The periprostatic fascia has two layers: the outer layer, called levator fascia, and an inner layer, called prostatic fascia. The neurovascular bundles run between these two layers (Fig. 38.5). At this point they are in proximity with the Denonvillier's fascia. If nerve-sparing is to be undertaken, the two layers of
the periprostatic fascia should be separated and the obturator fascia detached until a subtle groove appears at the lateral aspect of the prostate, indicating the border of the bundles. The bundles can thus be detached from the prostate. The assistant grasps the left seminal vesicle and retracts towards the right, putting the left prostatic pedicle on stretch. Once the pedicle has been divided in contact with the prostate, the surgeon incises the periprostatic fascia and extends this incision to the apex. The neurovascular bundle is identified and allowed to fall laterally from the prostate by clipping and dividing the small branches leading to the prostate as they are encountered. The right side pedicle and proximal neurovascular bundle preservation are performed in a similar fashion.

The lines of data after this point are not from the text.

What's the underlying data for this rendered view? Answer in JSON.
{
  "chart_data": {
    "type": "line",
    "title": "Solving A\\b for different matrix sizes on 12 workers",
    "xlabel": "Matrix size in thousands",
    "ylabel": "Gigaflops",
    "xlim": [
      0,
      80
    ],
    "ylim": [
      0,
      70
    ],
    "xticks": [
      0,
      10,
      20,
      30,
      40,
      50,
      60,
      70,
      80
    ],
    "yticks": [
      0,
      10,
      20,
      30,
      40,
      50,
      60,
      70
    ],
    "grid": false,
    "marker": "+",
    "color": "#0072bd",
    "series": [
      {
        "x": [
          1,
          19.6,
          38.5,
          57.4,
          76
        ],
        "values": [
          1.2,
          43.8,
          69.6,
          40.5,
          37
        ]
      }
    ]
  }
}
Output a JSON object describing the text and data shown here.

During this maneuver, care should be taken not to overstretch the nerves; an elongation of 10% can lead to nerve damage. Again, we use hemoclips before sectioning the vascular branches running towards the prostate. The separation of the bundles is complete when the perirectal fatty tissue appears medially.

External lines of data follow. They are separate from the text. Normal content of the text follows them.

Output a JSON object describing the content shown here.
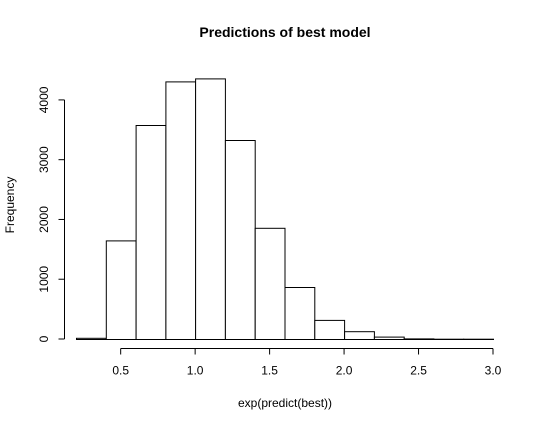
{
  "chart_data": {
    "type": "bar",
    "title": "Predictions of best model",
    "xlabel": "exp(predict(best))",
    "ylabel": "Frequency",
    "bin_edges": [
      0.2,
      0.4,
      0.6,
      0.8,
      1.0,
      1.2,
      1.4,
      1.6,
      1.8,
      2.0,
      2.2,
      2.4,
      2.6,
      2.8,
      3.0
    ],
    "values": [
      20,
      1650,
      3580,
      4310,
      4360,
      3330,
      1860,
      870,
      320,
      130,
      40,
      10,
      5,
      5
    ],
    "xlim": [
      0.2,
      3.0
    ],
    "ylim": [
      0,
      4400
    ],
    "x_ticks": [
      0.5,
      1.0,
      1.5,
      2.0,
      2.5,
      3.0
    ],
    "x_tick_labels": [
      "0.5",
      "1.0",
      "1.5",
      "2.0",
      "2.5",
      "3.0"
    ],
    "y_ticks": [
      0,
      1000,
      2000,
      3000,
      4000
    ],
    "y_tick_labels": [
      "0",
      "1000",
      "2000",
      "3000",
      "4000"
    ],
    "grid": false,
    "colors": {
      "bar_fill": "#ffffff",
      "bar_stroke": "#000000"
    }
  }
}
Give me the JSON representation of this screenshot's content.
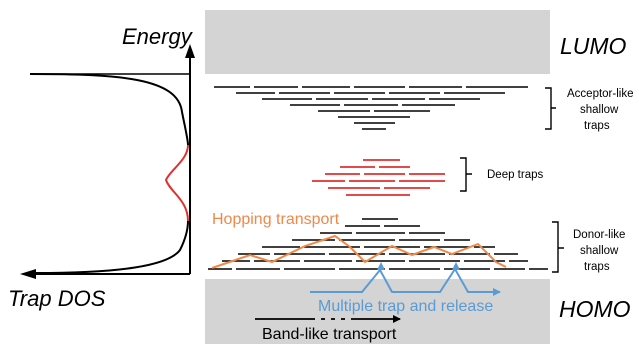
{
  "axis": {
    "y_label": "Energy",
    "x_label": "Trap DOS"
  },
  "bands": {
    "lumo": "LUMO",
    "homo": "HOMO"
  },
  "annotations": {
    "acceptor": [
      "Acceptor-like",
      "shallow",
      "traps"
    ],
    "deep": "Deep traps",
    "donor": [
      "Donor-like",
      "shallow",
      "traps"
    ],
    "hopping": "Hopping transport",
    "multiple_trap": "Multiple trap and release",
    "band_like": "Band-like transport"
  },
  "colors": {
    "band_fill": "#d4d4d4",
    "trap_line": "#000000",
    "deep_trap": "#e03030",
    "hopping": "#f0884a",
    "multiple_trap": "#5a9bd5"
  }
}
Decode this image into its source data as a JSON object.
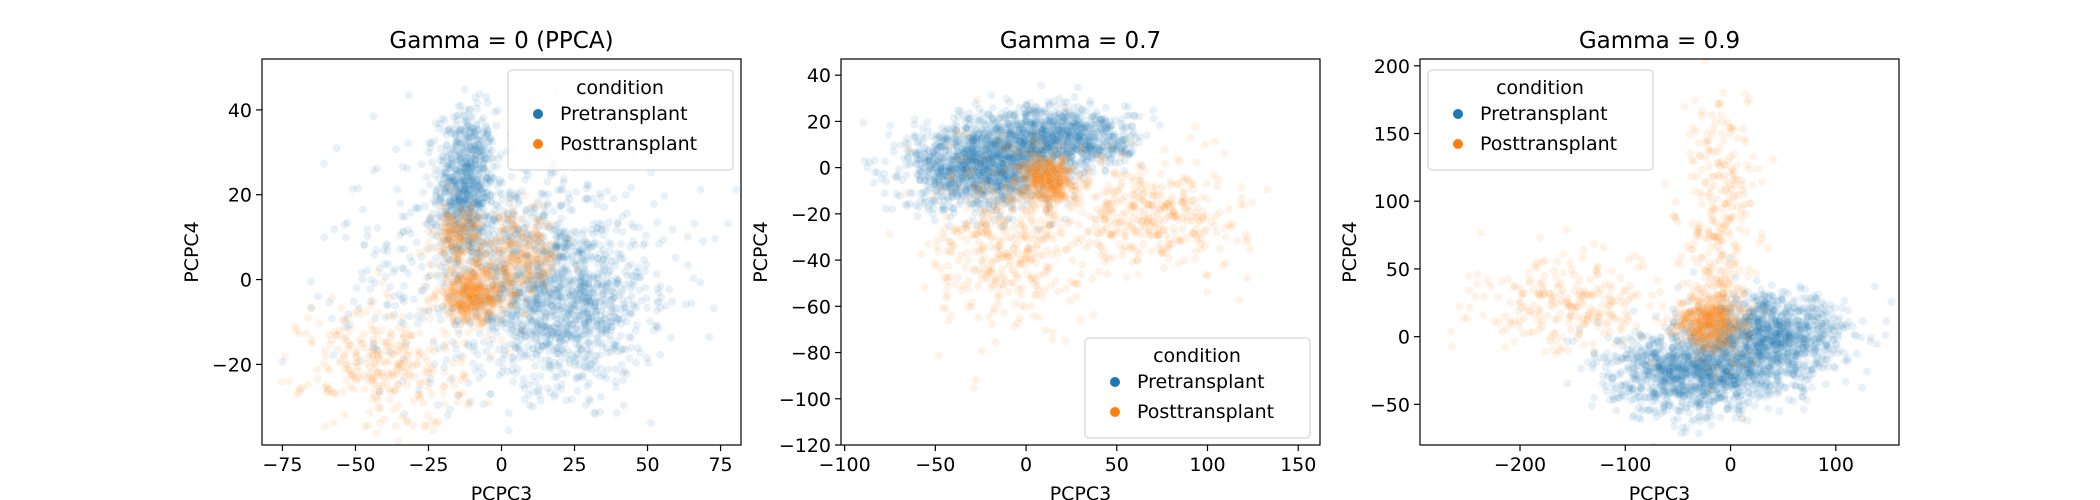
{
  "colors": {
    "pretransplant": "#1f77b4",
    "posttransplant": "#ff7f0e"
  },
  "chart_data": [
    {
      "type": "scatter",
      "title": "Gamma = 0 (PPCA)",
      "xlabel": "PCPC3",
      "ylabel": "PCPC4",
      "xlim": [
        -82,
        82
      ],
      "ylim": [
        -39,
        52
      ],
      "xticks": [
        -75,
        -50,
        -25,
        0,
        25,
        50,
        75
      ],
      "yticks": [
        -20,
        0,
        20,
        40
      ],
      "legend": {
        "title": "condition",
        "location": "upper right",
        "entries": [
          "Pretransplant",
          "Posttransplant"
        ]
      },
      "series": [
        {
          "name": "Pretransplant",
          "point_count": 2500,
          "clusters": [
            {
              "center": [
                -12,
                22
              ],
              "spread": [
                5,
                9
              ],
              "weight": 0.3
            },
            {
              "center": [
                20,
                -5
              ],
              "spread": [
                15,
                10
              ],
              "weight": 0.45
            },
            {
              "center": [
                0,
                5
              ],
              "spread": [
                28,
                14
              ],
              "weight": 0.25
            }
          ]
        },
        {
          "name": "Posttransplant",
          "point_count": 1200,
          "clusters": [
            {
              "center": [
                -10,
                -4
              ],
              "spread": [
                6,
                3
              ],
              "weight": 0.35
            },
            {
              "center": [
                5,
                5
              ],
              "spread": [
                8,
                5
              ],
              "weight": 0.25
            },
            {
              "center": [
                -15,
                10
              ],
              "spread": [
                4,
                4
              ],
              "weight": 0.15
            },
            {
              "center": [
                -40,
                -20
              ],
              "spread": [
                14,
                8
              ],
              "weight": 0.25
            }
          ]
        }
      ]
    },
    {
      "type": "scatter",
      "title": "Gamma = 0.7",
      "xlabel": "PCPC3",
      "ylabel": "PCPC4",
      "xlim": [
        -102,
        162
      ],
      "ylim": [
        -120,
        47
      ],
      "xticks": [
        -100,
        -50,
        0,
        50,
        100,
        150
      ],
      "yticks": [
        -120,
        -100,
        -80,
        -60,
        -40,
        -20,
        0,
        20,
        40
      ],
      "legend": {
        "title": "condition",
        "location": "lower right",
        "entries": [
          "Pretransplant",
          "Posttransplant"
        ]
      },
      "series": [
        {
          "name": "Pretransplant",
          "point_count": 2500,
          "clusters": [
            {
              "center": [
                -25,
                0
              ],
              "spread": [
                20,
                9
              ],
              "weight": 0.55
            },
            {
              "center": [
                5,
                12
              ],
              "spread": [
                18,
                8
              ],
              "weight": 0.3
            },
            {
              "center": [
                35,
                12
              ],
              "spread": [
                15,
                6
              ],
              "weight": 0.15
            }
          ]
        },
        {
          "name": "Posttransplant",
          "point_count": 1200,
          "clusters": [
            {
              "center": [
                12,
                -5
              ],
              "spread": [
                7,
                5
              ],
              "weight": 0.35
            },
            {
              "center": [
                -10,
                -30
              ],
              "spread": [
                20,
                20
              ],
              "weight": 0.35
            },
            {
              "center": [
                70,
                -20
              ],
              "spread": [
                25,
                12
              ],
              "weight": 0.3
            }
          ]
        }
      ]
    },
    {
      "type": "scatter",
      "title": "Gamma = 0.9",
      "xlabel": "PCPC3",
      "ylabel": "PCPC4",
      "xlim": [
        -295,
        160
      ],
      "ylim": [
        -80,
        205
      ],
      "xticks": [
        -200,
        -100,
        0,
        100
      ],
      "yticks": [
        -50,
        0,
        50,
        100,
        150,
        200
      ],
      "legend": {
        "title": "condition",
        "location": "upper left",
        "entries": [
          "Pretransplant",
          "Posttransplant"
        ]
      },
      "series": [
        {
          "name": "Pretransplant",
          "point_count": 2500,
          "clusters": [
            {
              "center": [
                40,
                0
              ],
              "spread": [
                35,
                15
              ],
              "weight": 0.45
            },
            {
              "center": [
                -30,
                -25
              ],
              "spread": [
                40,
                15
              ],
              "weight": 0.55
            }
          ]
        },
        {
          "name": "Posttransplant",
          "point_count": 1000,
          "clusters": [
            {
              "center": [
                -20,
                10
              ],
              "spread": [
                15,
                10
              ],
              "weight": 0.45
            },
            {
              "center": [
                -150,
                25
              ],
              "spread": [
                45,
                18
              ],
              "weight": 0.25
            },
            {
              "center": [
                -10,
                80
              ],
              "spread": [
                18,
                45
              ],
              "weight": 0.3
            }
          ]
        }
      ]
    }
  ]
}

Then, the urethra is divided anteriorly and the catheter withdrawn until the posterior urethral mucosa is seen, which is then sharply divided. The assistant, grasping the proximal prostate stitch, retracts the prostate to each side in an exaggerated manner, allowing the suction tip to be positioned under the rectourethralis and above the rectum, which permits the surgeon to complete the prostatectomy (Figs 38.7 and 38.8). A watertight endocatch is introduced and the prostate placed within. The specimen sac is placed in the upper abdomen.